Pour les candidats souhaitant exercer le métier de tuteur à titre professionnel, il est indispensable de valider le certificat national de compétences MJPM. Celui-ci se prépare sur une durée d’un an, complétée d’un stage professionnel obligatoire de 10 semaines. Pour financer son apprentissage et sa formation, il est possible pour un candidat de faire appel à son CPF (compte personnel de formation). Les salariés pourront solliciter le plan de développement de compétences de leur entreprise, le CPF, ou, dans le cadre d’une reconversion professionnelle, le dispositif du CPF de transition professionnelle.
Différences entre tuteur familial et professionnel
Il n’est pas nécessaire d’avoir suivi une formation pour devenir tuteur d’un membre de sa famille. La fonction de tuteur familial est bénévole et ne comporte par principe pas d’évolution de carrière. Le tuteur familial ne perçoit aucune rémunération pour les services qu’il accomplit pour la personne protégée. Il existe peu de formations pour les tuteurs exerçant cette fonction à titre bénévole. Il en est de même pour un curateur chargé de la curatelle d’un proche. Des organisations ou associations évoluant dans le secteur du médico-social peuvent néanmoins proposer des formations s’adressant aux tuteurs familiaux. On pourra se renseigner auprès du greffe du tribunal d’instance.
À l’inverse, le tuteur professionnel, en tant que mandataire judiciaire, sera rémunéré. Pour un mandataire judiciaire indépendant, les salaires nets moyens s’élevaient à 3 420 euros en 2018 selon l’observatoire de l’activité libérale. Un tuteur ou mandataire judiciaire peut travailler dans le secteur privé et dans le secteur public. En effet, celui-ci peut travailler au sein d’associations ou d’organismes publics ou en tant que mandataire judiciaire indépendant libéral. L’environnement de travail du tuteur dépend fortement de la structure ou de l’organisme dans lesquels celui-ci évolue. De plus, le délégué à la tutelle peut être amené à accompagner des personnes dans des situations difficiles.
Soutien et ressources pour les tuteurs
Si vous êtes désigné tuteur ou curateur par le juge, vous avez la possibilité d’accéder à une information et à un soutien technique pour vous aider dans votre rôle de tuteur ou curateur familial. Vous pouvez trouver la liste des organismes qui peuvent vous aider auprès des greffes des tribunaux d’instance et de grande instance. Vous trouverez des modèles de compte rendu annuel de gestion et d’inventaire patrimonial à la fin du guide « Tuteur ou curateur, suivez le guide ! » (PDF, 3 Mo). Des modèles peuvent également être fournis par les greffes des tribunaux qui ont ouvert la mesure.
Il est essentiel de garder à l'esprit que la durée du mandat de protection est fixée par le juge et ne peut pas excéder cinq ans.
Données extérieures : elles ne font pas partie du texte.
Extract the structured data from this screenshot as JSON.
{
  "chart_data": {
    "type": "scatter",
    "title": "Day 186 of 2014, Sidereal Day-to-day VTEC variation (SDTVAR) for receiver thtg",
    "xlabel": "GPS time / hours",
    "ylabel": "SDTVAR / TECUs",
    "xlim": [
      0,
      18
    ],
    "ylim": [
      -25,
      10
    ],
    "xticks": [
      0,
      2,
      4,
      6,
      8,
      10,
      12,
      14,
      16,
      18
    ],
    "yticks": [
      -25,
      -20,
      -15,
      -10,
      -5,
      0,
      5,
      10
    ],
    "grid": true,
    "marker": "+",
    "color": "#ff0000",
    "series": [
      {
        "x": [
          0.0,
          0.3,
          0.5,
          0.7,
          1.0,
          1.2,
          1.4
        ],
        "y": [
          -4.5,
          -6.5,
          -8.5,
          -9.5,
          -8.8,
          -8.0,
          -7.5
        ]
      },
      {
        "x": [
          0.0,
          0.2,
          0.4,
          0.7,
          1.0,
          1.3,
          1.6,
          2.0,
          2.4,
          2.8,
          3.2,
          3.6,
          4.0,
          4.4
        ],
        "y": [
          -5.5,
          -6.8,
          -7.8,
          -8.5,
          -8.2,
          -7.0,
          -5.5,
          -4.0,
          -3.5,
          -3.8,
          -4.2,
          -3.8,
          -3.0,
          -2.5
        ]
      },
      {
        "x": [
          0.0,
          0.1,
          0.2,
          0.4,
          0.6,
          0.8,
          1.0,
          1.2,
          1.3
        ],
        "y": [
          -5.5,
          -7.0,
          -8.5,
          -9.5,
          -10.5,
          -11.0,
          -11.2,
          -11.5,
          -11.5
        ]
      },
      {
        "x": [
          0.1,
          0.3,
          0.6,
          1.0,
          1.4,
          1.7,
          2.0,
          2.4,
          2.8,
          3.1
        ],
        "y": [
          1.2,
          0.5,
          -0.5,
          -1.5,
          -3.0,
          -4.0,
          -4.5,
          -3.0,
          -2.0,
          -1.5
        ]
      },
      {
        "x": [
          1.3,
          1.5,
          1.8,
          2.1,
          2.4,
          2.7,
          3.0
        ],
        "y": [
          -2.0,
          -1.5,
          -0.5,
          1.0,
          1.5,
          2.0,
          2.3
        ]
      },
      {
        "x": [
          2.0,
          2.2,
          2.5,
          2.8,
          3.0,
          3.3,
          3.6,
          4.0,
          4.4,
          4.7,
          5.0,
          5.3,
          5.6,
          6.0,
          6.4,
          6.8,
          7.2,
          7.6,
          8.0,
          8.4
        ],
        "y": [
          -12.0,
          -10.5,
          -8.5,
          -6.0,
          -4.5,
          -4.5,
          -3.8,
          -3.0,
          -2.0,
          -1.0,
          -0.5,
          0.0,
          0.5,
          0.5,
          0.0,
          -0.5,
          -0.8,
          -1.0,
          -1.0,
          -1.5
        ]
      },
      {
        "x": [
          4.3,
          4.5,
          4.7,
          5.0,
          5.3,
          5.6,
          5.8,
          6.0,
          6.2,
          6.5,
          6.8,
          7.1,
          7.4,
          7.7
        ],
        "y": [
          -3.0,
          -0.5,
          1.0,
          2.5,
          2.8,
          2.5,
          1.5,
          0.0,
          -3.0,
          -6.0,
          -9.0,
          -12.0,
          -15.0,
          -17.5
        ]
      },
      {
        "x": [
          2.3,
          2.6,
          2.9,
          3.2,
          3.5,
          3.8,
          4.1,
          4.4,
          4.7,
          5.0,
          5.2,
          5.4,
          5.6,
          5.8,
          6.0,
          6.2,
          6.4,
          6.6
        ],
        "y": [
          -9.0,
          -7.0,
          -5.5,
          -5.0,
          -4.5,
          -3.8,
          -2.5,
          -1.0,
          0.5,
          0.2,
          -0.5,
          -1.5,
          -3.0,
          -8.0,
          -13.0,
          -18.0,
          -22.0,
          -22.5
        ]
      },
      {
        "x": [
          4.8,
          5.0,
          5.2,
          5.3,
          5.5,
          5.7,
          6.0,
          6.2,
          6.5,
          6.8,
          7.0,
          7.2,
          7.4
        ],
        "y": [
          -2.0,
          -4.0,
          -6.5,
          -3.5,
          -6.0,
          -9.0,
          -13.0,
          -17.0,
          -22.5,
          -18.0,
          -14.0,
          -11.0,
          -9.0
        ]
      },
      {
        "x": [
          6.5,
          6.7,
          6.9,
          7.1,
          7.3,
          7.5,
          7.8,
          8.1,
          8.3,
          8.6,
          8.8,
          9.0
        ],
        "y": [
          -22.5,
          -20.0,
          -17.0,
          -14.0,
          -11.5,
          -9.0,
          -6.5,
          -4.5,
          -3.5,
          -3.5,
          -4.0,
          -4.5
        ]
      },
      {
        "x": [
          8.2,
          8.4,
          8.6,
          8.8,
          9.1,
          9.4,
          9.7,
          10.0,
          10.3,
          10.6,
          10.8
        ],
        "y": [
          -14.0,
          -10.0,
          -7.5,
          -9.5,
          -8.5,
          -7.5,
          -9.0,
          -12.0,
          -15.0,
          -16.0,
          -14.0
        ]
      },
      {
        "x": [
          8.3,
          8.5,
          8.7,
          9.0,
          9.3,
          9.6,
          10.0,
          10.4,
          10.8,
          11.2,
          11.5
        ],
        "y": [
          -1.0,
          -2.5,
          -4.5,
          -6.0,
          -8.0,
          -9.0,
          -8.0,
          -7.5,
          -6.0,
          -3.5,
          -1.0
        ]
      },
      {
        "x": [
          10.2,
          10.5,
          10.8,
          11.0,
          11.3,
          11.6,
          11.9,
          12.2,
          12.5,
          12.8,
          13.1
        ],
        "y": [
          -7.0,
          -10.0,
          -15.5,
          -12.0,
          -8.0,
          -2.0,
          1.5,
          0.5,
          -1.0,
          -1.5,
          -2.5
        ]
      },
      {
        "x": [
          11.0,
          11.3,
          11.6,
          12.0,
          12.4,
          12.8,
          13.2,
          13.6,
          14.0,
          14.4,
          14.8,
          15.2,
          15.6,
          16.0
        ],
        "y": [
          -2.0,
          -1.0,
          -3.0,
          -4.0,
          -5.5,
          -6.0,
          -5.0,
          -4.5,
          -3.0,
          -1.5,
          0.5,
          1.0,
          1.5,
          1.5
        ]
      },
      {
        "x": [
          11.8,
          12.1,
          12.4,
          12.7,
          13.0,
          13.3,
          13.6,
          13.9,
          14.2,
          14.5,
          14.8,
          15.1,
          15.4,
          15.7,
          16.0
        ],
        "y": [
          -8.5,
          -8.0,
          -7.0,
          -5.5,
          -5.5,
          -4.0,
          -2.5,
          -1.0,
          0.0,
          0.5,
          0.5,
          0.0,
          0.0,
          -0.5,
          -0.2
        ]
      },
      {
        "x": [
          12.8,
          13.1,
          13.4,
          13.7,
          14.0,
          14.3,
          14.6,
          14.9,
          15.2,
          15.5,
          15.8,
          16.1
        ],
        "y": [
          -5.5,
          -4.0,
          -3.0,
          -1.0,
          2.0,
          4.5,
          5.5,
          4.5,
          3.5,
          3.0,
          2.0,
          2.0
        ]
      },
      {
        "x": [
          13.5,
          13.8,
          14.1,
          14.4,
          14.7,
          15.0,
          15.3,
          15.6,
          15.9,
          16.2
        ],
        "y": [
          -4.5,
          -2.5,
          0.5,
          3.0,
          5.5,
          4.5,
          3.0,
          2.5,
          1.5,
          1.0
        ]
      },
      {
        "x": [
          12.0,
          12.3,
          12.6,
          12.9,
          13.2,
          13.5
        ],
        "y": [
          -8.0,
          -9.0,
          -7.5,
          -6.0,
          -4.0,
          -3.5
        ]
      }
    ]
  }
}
Le rôle du tuteur (code ROME K1102) est d’accompagner les individus majeurs placés sous mesure de protection judiciaire par un juge. Chaque jour et chaque situation sont différents. Ce métier demande une grande solidité morale et psychologique. Dans la majorité des cas, le majeur est accompagné par une association tutélaire (45% des personnes). Le métier de tuteur permet une certaine autonomie et offre une opportunité réelle de se sentir utile en s’engageant dans une carrière sociale, tout en étant capable de communiquer avec des interlocuteurs variés.